If adopted by the council, the funding could cover one of two new positions suggested by a recent efficiency study of the city’s Department of Neighborhood Development Services.
“It’s undetermined right now but coming out of that report there was a recommendation to add a position that would help provide some support to our staff in NDS,” said City Manager Maurice Jones. “We haven’t determined exactly what that role would be.”
Last May, the city agreed to pay the Novak Consulting Group $42,200 for a review of NDS that built upon the work of a previous $101,250 study the company had conducted for city government as a whole. That review touched upon the workings of NDS, but the researchers were not able to conduct a “detailed dive.”
“The purpose of this [second] study was to better understand the department’s operations in the context of customer service expectations, and to identify more specific recommendations for improving the department’s management structure, services and operations,” reads the executive summary for the report.
The study goes on to state that NDS “faces several challenges,” including heavy workloads, a lack of performance metrics and “a lack of management capacity.”
“Additionally, members of the development community and neighborhood groups interviewed by the Novak Consulting Group both expressed a desire for increased communication and interaction with NDS staff,” the report continues.
The NDS director said he has a good feeling about the study.
“Some of the internal concerns we have were reaffirmed, like workload, need for additional staff, technology improvement, including acquisition of permitting and application tracking systems to streamline process,” said Alexander Ikefuna, who has led the department since August 2015.
There are eight distinct recommendations.
One would create a “support services manager” position. Others would reallocate staff duties among existing staff, rebalance geographic assignments of city planners and establish a protocol for responding to inquiries from the City Council.
A fifth recommendation is for a new planning position and to “refocus” the role of the urban designer position that was created in 2014.
Another is to “create a comment review meeting between NDS staff and applicants for eligible by-right projects.” The final two are to “provide staff with the appropriate technology to complete their work” and “develop specific performance measurements and leverage software to track them.”
The department has the equivalent of 38 full-time employees in the current fiscal year. That’s four more employees since fiscal year 2014.

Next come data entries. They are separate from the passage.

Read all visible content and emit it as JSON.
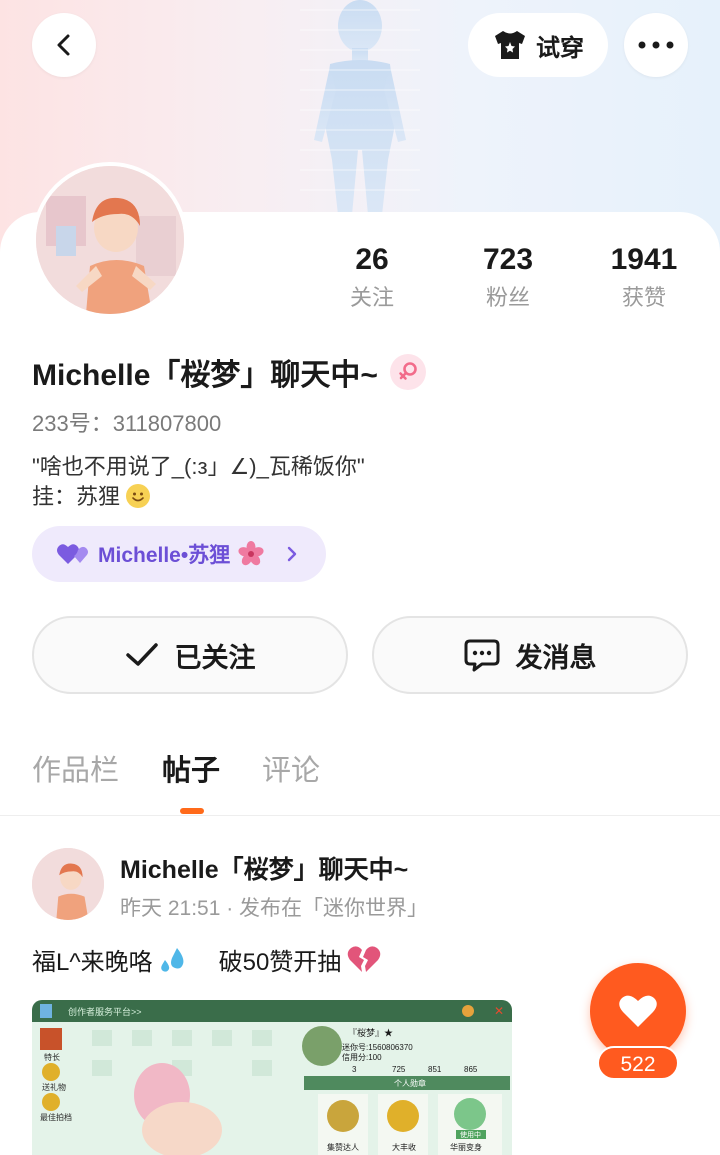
{
  "header": {
    "tryon_label": "试穿"
  },
  "profile": {
    "stats": [
      {
        "value": "26",
        "label": "关注"
      },
      {
        "value": "723",
        "label": "粉丝"
      },
      {
        "value": "1941",
        "label": "获赞"
      }
    ],
    "username": "Michelle「桜梦」聊天中~",
    "uid": "233号：311807800",
    "bio_line1": "\"啥也不用说了_(:з」∠)_瓦稀饭你\"",
    "bio_line2": "挂：苏狸",
    "tag_label": "Michelle•苏狸",
    "follow_label": "已关注",
    "message_label": "发消息"
  },
  "tabs": [
    {
      "label": "作品栏"
    },
    {
      "label": "帖子"
    },
    {
      "label": "评论"
    }
  ],
  "post": {
    "author": "Michelle「桜梦」聊天中~",
    "meta": "昨天 21:51 · 发布在「迷你世界」",
    "text": "福L^来晚咯",
    "text2": "破50赞开抽",
    "like_count": "522",
    "image": {
      "topbar_text": "创作者服务平台>>",
      "card_name": "『桜梦』★",
      "card_uid": "迷你号:1560806370",
      "credit": "信用分:100",
      "counts": [
        "3",
        "725",
        "851",
        "865"
      ],
      "medal_title": "个人勋章",
      "side_labels": [
        "特长",
        "送礼物",
        "最佳拍档"
      ],
      "medals": [
        "集赞达人",
        "大丰收",
        "华丽变身"
      ],
      "medal_badge": "使用中"
    }
  },
  "colors": {
    "accent": "#ff5a1f",
    "tag_bg": "#efeafc",
    "tag_text": "#6c4fd6"
  }
}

Jones said increased development activity has led to increased workloads for NDS staff. It could be the new funding goes to add more people to work on the permit review process.

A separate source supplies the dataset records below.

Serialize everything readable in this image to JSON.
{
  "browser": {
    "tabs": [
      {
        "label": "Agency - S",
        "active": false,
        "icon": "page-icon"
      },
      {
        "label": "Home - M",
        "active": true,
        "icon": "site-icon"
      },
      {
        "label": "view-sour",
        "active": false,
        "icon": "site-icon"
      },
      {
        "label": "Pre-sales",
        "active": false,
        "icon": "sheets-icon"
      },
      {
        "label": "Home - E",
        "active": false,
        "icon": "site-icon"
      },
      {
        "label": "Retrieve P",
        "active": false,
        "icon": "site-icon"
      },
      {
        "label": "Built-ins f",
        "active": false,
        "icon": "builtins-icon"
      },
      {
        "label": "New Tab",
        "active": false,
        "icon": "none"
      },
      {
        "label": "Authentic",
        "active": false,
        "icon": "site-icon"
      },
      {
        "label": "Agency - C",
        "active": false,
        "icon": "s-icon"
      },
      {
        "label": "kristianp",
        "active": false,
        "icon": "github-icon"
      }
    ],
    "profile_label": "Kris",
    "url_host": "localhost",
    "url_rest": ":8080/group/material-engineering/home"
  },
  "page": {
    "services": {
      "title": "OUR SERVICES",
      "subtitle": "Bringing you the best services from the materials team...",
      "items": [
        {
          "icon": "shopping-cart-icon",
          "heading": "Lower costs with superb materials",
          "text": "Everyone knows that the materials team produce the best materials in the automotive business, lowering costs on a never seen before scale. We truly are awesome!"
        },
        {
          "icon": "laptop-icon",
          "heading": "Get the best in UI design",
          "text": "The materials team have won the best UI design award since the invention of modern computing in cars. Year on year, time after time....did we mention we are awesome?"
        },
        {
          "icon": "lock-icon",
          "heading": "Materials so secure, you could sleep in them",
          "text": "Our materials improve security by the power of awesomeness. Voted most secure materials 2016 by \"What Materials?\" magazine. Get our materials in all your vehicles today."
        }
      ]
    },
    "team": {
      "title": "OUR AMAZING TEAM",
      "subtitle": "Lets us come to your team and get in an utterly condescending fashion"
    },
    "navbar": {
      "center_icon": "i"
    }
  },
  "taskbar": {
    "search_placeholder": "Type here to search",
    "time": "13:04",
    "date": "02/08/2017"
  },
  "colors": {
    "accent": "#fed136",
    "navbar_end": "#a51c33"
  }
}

“We haven’t added a ton of staff there and we really need to do something to help with that process because they are being inundated right now with permit requests and special-use permit requests because a lot of people are investing in our city,” Jones said. “We’ve got to help improve that process.”

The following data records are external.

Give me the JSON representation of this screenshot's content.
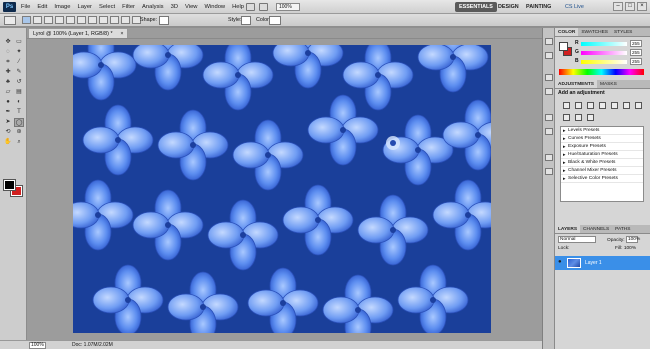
{
  "app": {
    "logo": "Ps",
    "menus": [
      "File",
      "Edit",
      "Image",
      "Layer",
      "Select",
      "Filter",
      "Analysis",
      "3D",
      "View",
      "Window",
      "Help"
    ],
    "zoom": "100%",
    "workspaces": [
      "ESSENTIALS",
      "DESIGN",
      "PAINTING"
    ],
    "cslive": "CS Live",
    "window_buttons": [
      "–",
      "□",
      "×"
    ]
  },
  "options": {
    "shape_label": "Shape:",
    "style_label": "Style:",
    "color_label": "Color:"
  },
  "document": {
    "tab_title": "Lyrol @ 100% (Layer 1, RGB/8) *",
    "tab_close": "×",
    "zoom": "100%",
    "doc_info": "Doc: 1.07M/2.02M"
  },
  "panels": {
    "top_tabs": [
      "COLOR",
      "SWATCHES",
      "STYLES"
    ],
    "color": {
      "rows": [
        {
          "label": "R",
          "value": "255"
        },
        {
          "label": "G",
          "value": "255"
        },
        {
          "label": "B",
          "value": "255"
        }
      ]
    },
    "adj_tabs": [
      "ADJUSTMENTS",
      "MASKS"
    ],
    "adj_title": "Add an adjustment",
    "presets": [
      "Levels Presets",
      "Curves Presets",
      "Exposure Presets",
      "Hue/Saturation Presets",
      "Black & White Presets",
      "Channel Mixer Presets",
      "Selective Color Presets"
    ],
    "layer_tabs": [
      "LAYERS",
      "CHANNELS",
      "PATHS"
    ],
    "blend_mode": "Normal",
    "opacity_label": "Opacity:",
    "opacity_value": "100%",
    "lock_label": "Lock:",
    "fill_label": "Fill:",
    "fill_value": "100%",
    "layer_name": "Layer 1"
  },
  "colors": {
    "accent": "#3a8fe8",
    "background_swatch": "#d11f1f",
    "foreground_swatch": "#000000"
  }
}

The study found that the city’s four planners work on 29 projects per year on average. That leaves little capacity for them to work on planning for the future.
“In addition to current development review activities, planners also are responsible for all long-range planning efforts for the city,” reads the Novak report.
A member of one advocacy group said he is hopeful NDS can find a way to become more efficient so that it can take on long-range planning efforts.
“NDS is absorbed with development review within its existing staff,” said Greg Powe, of the Charlottesville Area Development Roundtable, which is part of the Charlottesville Regional Chamber of Commerce. “Normally, when a larger planning effort is required, this city has used outside planning experts to plan our city.”
Powe points to the Strategic Investment Area, a $190,000 study conducted by Cunningham and Quill of Washington, D.C., as well as Rhodeside & Harwell, an Alexandria-based group that has been paid nearly $2 million to date for work associated with the West Main Streetscape project as of January.
“CADRe feels that the city should have planning capabilities in house,” Powe said.
On Thursday, the city’s PLACE Design Task Force will discuss the possibility of a long-range planner position. The meeting begins at noon in the NDS conference room at City Hall.
The City Council will begin to discuss the budget at a work session at 5 p.m. Wednesday at CitySpace.